Refugees and the Mess in the Middle East

Today is World Refugee Day at the United Nations, but this is never a day for celebration. This year's report from UNHCR, based on data for displaced persons as of the end of 2013, reveals that there are more refugees (including asylees and internally displaced persons) than at any other time since the end of World War II--51.2 million. Now, to be sure, the world's population is almost three times larger now, but that is still an awful lot of people living in generally miserable circumstances, as BBC News notes:
In Syria alone there are thought to be 6.5 million displaced people. The conflict has uprooted many families not once but several times. Their access to food, water, shelter and medical care is often extremely limited, and because they remain inside a conflict zone, it is hard for aid agencies to reach them.

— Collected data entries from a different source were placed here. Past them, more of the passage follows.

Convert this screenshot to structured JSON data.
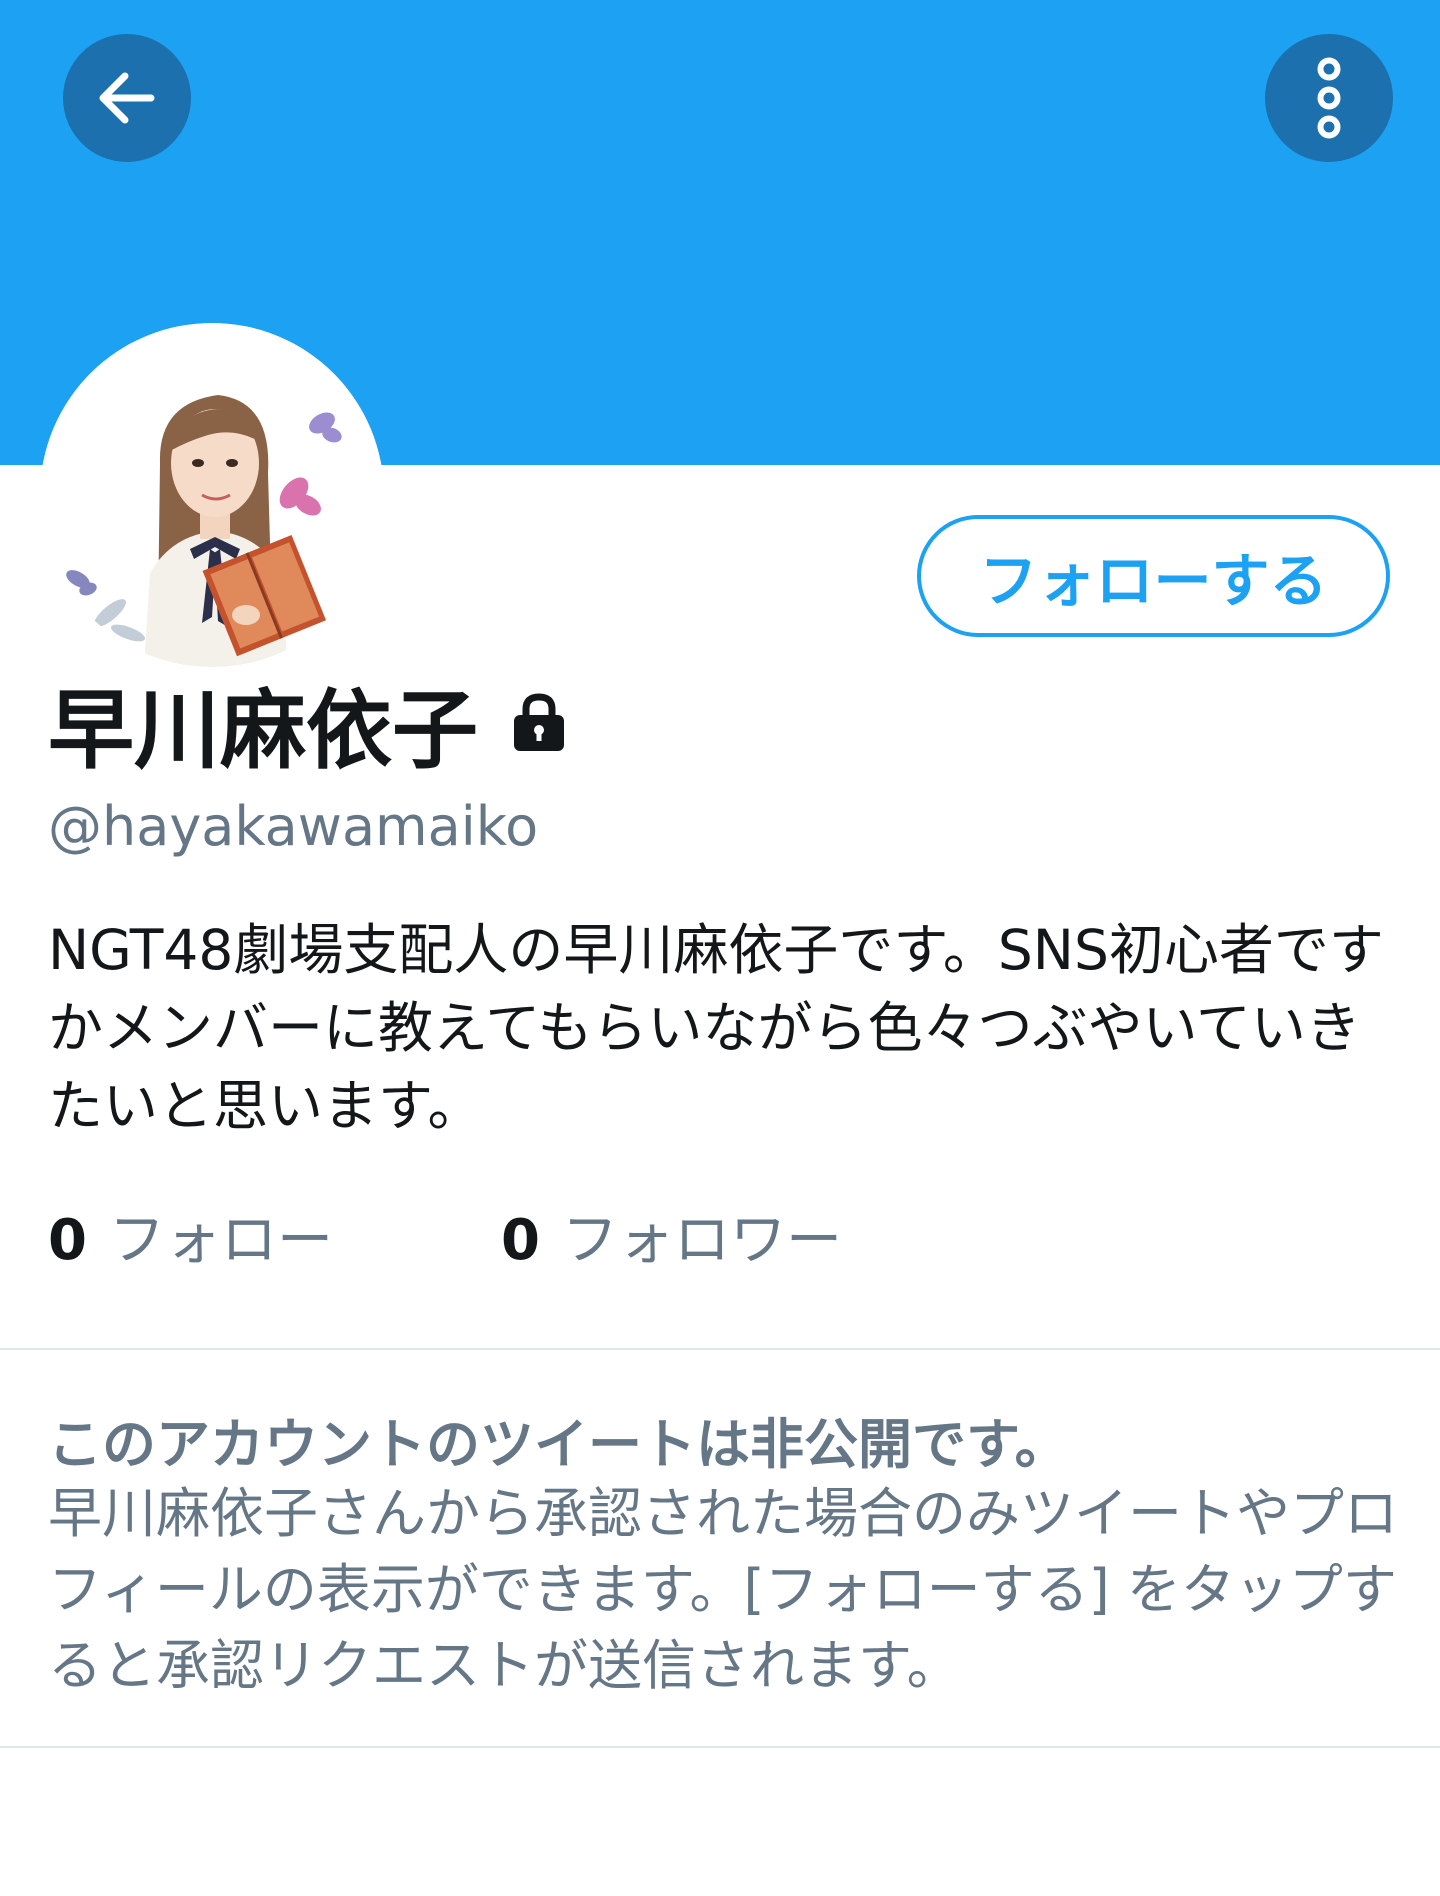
{
  "header": {
    "back_icon": "arrow-left-icon",
    "more_icon": "vertical-dots-icon",
    "banner_color": "#1da1f2",
    "button_color": "#1b70ad"
  },
  "profile": {
    "display_name": "早川麻依子",
    "protected_icon": "lock-icon",
    "handle": "@hayakawamaiko",
    "bio": "NGT48劇場支配人の早川麻依子です。SNS初心者ですかメンバーに教えてもらいながら色々つぶやいていきたいと思います。",
    "follow_button_label": "フォローする"
  },
  "stats": {
    "following_count": "0",
    "following_label": "フォロー",
    "followers_count": "0",
    "followers_label": "フォロワー"
  },
  "protected_notice": {
    "title": "このアカウントのツイートは非公開です。",
    "description": "早川麻依子さんから承認された場合のみツイートやプロフィールの表示ができます。[フォローする] をタップすると承認リクエストが送信されます。"
  },
  "colors": {
    "accent": "#1da1f2",
    "secondary_text": "#657786",
    "primary_text": "#14171a"
  }
}
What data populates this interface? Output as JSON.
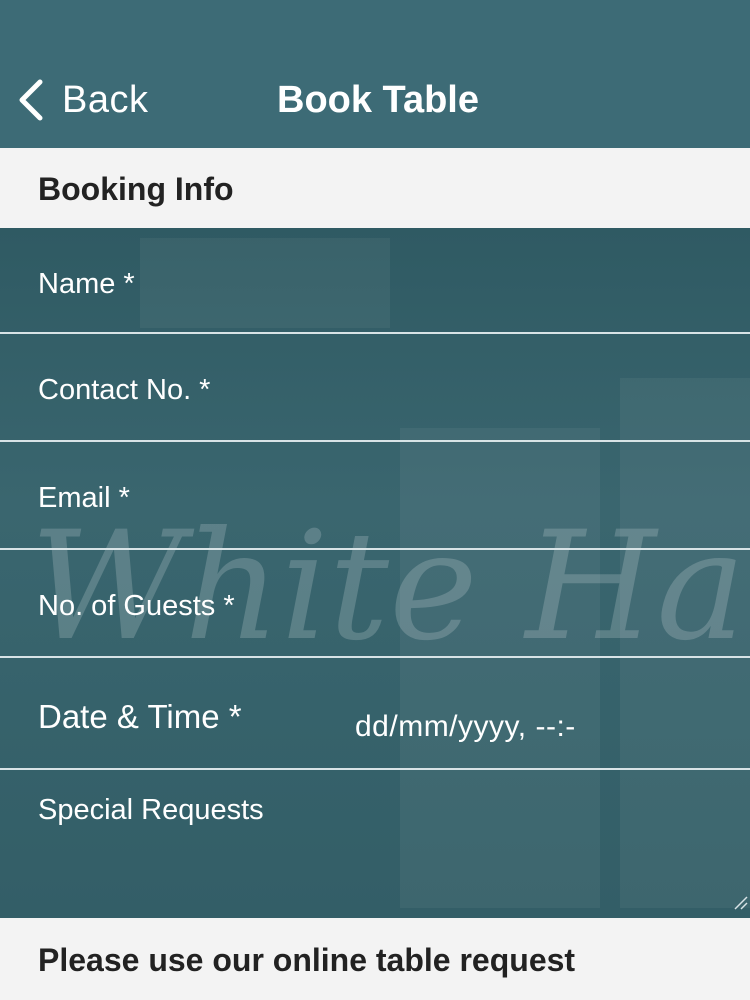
{
  "nav": {
    "back_label": "Back",
    "title": "Book Table",
    "back_icon": "chevron-left-icon"
  },
  "section": {
    "title": "Booking Info"
  },
  "form": {
    "fields": [
      {
        "label": "Name *"
      },
      {
        "label": "Contact No. *"
      },
      {
        "label": "Email *"
      },
      {
        "label": "No. of Guests *"
      },
      {
        "label": "Date & Time *",
        "value": "dd/mm/yyyy, --:-"
      },
      {
        "label": "Special Requests"
      }
    ],
    "background_text": "White Hart"
  },
  "footer": {
    "text": "Please use our online table request"
  },
  "colors": {
    "navbar": "#3d6b76",
    "form_background": "#36626b",
    "section_background": "#f3f3f3",
    "divider": "#d8e3e6"
  }
}
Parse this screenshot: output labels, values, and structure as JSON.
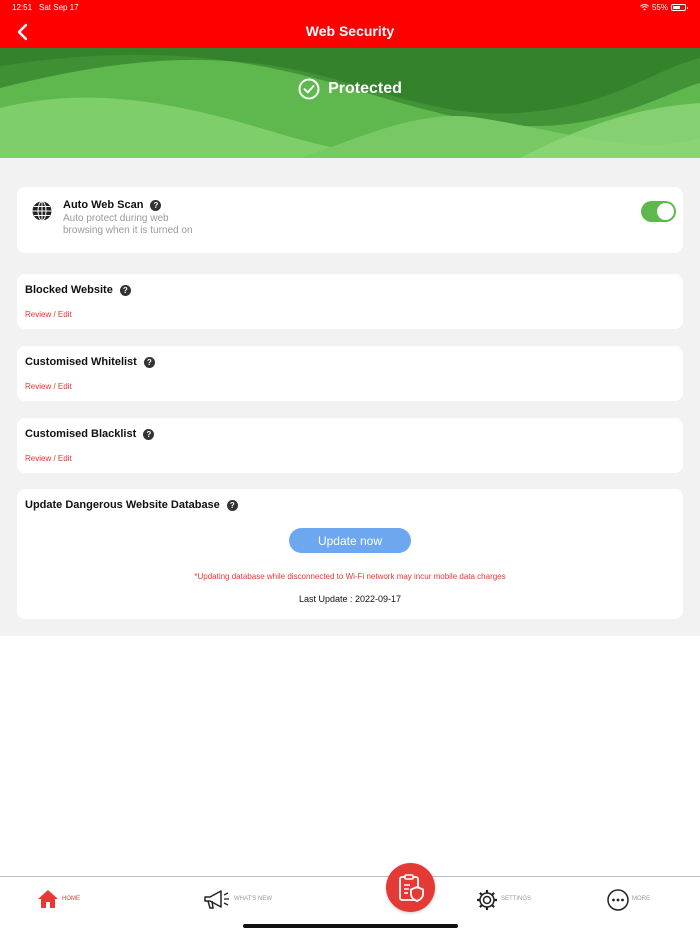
{
  "status_bar": {
    "time": "12:51",
    "date": "Sat Sep 17",
    "battery": "55%"
  },
  "header": {
    "title": "Web Security"
  },
  "banner": {
    "status": "Protected"
  },
  "auto_web_scan": {
    "title": "Auto Web Scan",
    "description": "Auto protect during web browsing when it is turned on",
    "enabled": true
  },
  "sections": [
    {
      "title": "Blocked Website",
      "link": "Review / Edit"
    },
    {
      "title": "Customised Whitelist",
      "link": "Review / Edit"
    },
    {
      "title": "Customised Blacklist",
      "link": "Review / Edit"
    }
  ],
  "database": {
    "title": "Update Dangerous Website Database",
    "button_label": "Update now",
    "warning": "*Updating database while disconnected to Wi-Fi network may incur mobile data charges",
    "last_update": "Last Update : 2022-09-17"
  },
  "tabbar": {
    "home": "HOME",
    "whats_new": "WHAT'S NEW",
    "settings": "SETTINGS",
    "more": "MORE"
  },
  "colors": {
    "header": "#ff0000",
    "accent": "#e53935",
    "banner_green": "#5fb84e",
    "button_blue": "#6da7ef"
  },
  "help_glyph": "?"
}
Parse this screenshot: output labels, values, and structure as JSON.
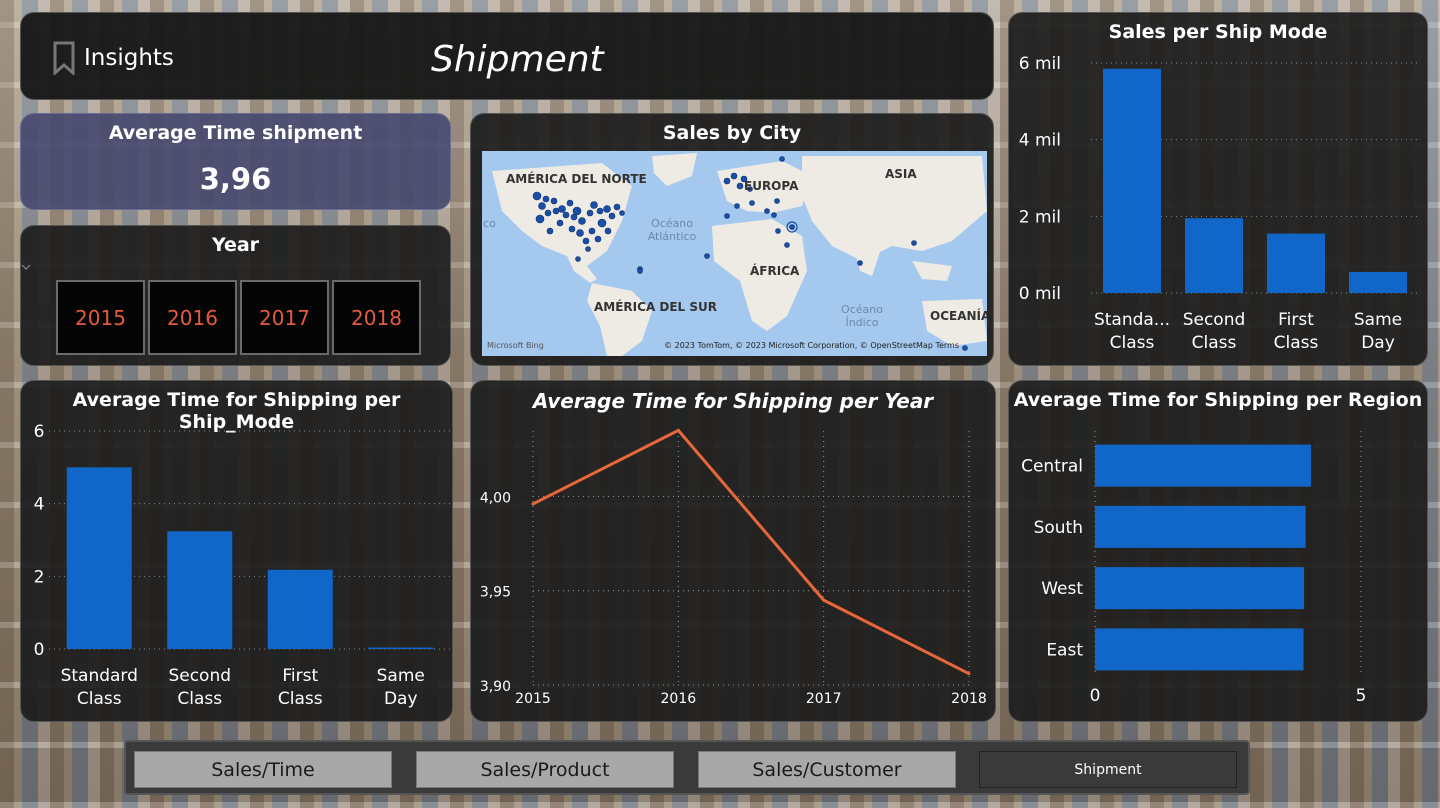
{
  "header": {
    "insights_label": "Insights",
    "page_title": "Shipment"
  },
  "kpi": {
    "title": "Average Time shipment",
    "value": "3,96"
  },
  "year_slicer": {
    "title": "Year",
    "options": [
      "2015",
      "2016",
      "2017",
      "2018"
    ]
  },
  "map": {
    "title": "Sales by City",
    "regions": [
      "AMÉRICA DEL NORTE",
      "EUROPA",
      "ASIA",
      "ÁFRICA",
      "AMÉRICA DEL SUR",
      "OCEANÍA"
    ],
    "oceans": [
      "Océano Atlántico",
      "Océano Índico"
    ],
    "partial_label": "co",
    "credit": "© 2023 TomTom, © 2023 Microsoft Corporation, © OpenStreetMap  Terms",
    "logo": "Microsoft Bing"
  },
  "chart_data": [
    {
      "type": "bar",
      "title": "Sales per Ship Mode",
      "categories": [
        "Standa... Class",
        "Second Class",
        "First Class",
        "Same Day"
      ],
      "values": [
        5.85,
        1.95,
        1.55,
        0.55
      ],
      "ylim": [
        0,
        6
      ],
      "ytick_labels": [
        "0 mil",
        "2 mil",
        "4 mil",
        "6 mil"
      ],
      "grid": true
    },
    {
      "type": "bar",
      "title": "Average Time for Shipping per Ship_Mode",
      "categories": [
        "Standard Class",
        "Second Class",
        "First Class",
        "Same Day"
      ],
      "values": [
        5.0,
        3.24,
        2.18,
        0.04
      ],
      "ylim": [
        0,
        6
      ],
      "ytick_labels": [
        "0",
        "2",
        "4",
        "6"
      ],
      "grid": true
    },
    {
      "type": "line",
      "title": "Average Time for Shipping per Year",
      "x": [
        "2015",
        "2016",
        "2017",
        "2018"
      ],
      "values": [
        3.996,
        4.035,
        3.945,
        3.906
      ],
      "ylim": [
        3.9,
        4.04
      ],
      "ytick_labels": [
        "3,90",
        "3,95",
        "4,00"
      ],
      "color": "#e8673a",
      "grid": true
    },
    {
      "type": "bar",
      "orientation": "horizontal",
      "title": "Average Time for Shipping per Region",
      "categories": [
        "Central",
        "South",
        "West",
        "East"
      ],
      "values": [
        4.06,
        3.96,
        3.93,
        3.92
      ],
      "xlim": [
        0,
        5
      ],
      "xtick_labels": [
        "0",
        "5"
      ],
      "grid": true
    }
  ],
  "nav": {
    "buttons": [
      "Sales/Time",
      "Sales/Product",
      "Sales/Customer",
      "Shipment"
    ],
    "active": "Shipment"
  },
  "colors": {
    "bar": "#1167c7",
    "line": "#e8673a",
    "year_text": "#e35b3e"
  }
}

Throughout the Syrian crisis, Lebanon, Jordan and Turkey have kept their borders open. Lebanon now hosts more than a million Syrian refugees, meaning a quarter of its total population is Syrian. The pressure on housing, education and health is causing tensions in a country which itself has a recent history of conflict.
The UN data serve as a reminder, though, that other conflicts have generated huge numbers of refugees in central Africa and south Asia. Indeed, as the graph below shows, Afghanistan still accounts for the greatest number of refugees in the world, and thus its neighbor Pakistan hosts more refugees than any other nation. It is not a wonder that this region continues to be a hotbed of trouble.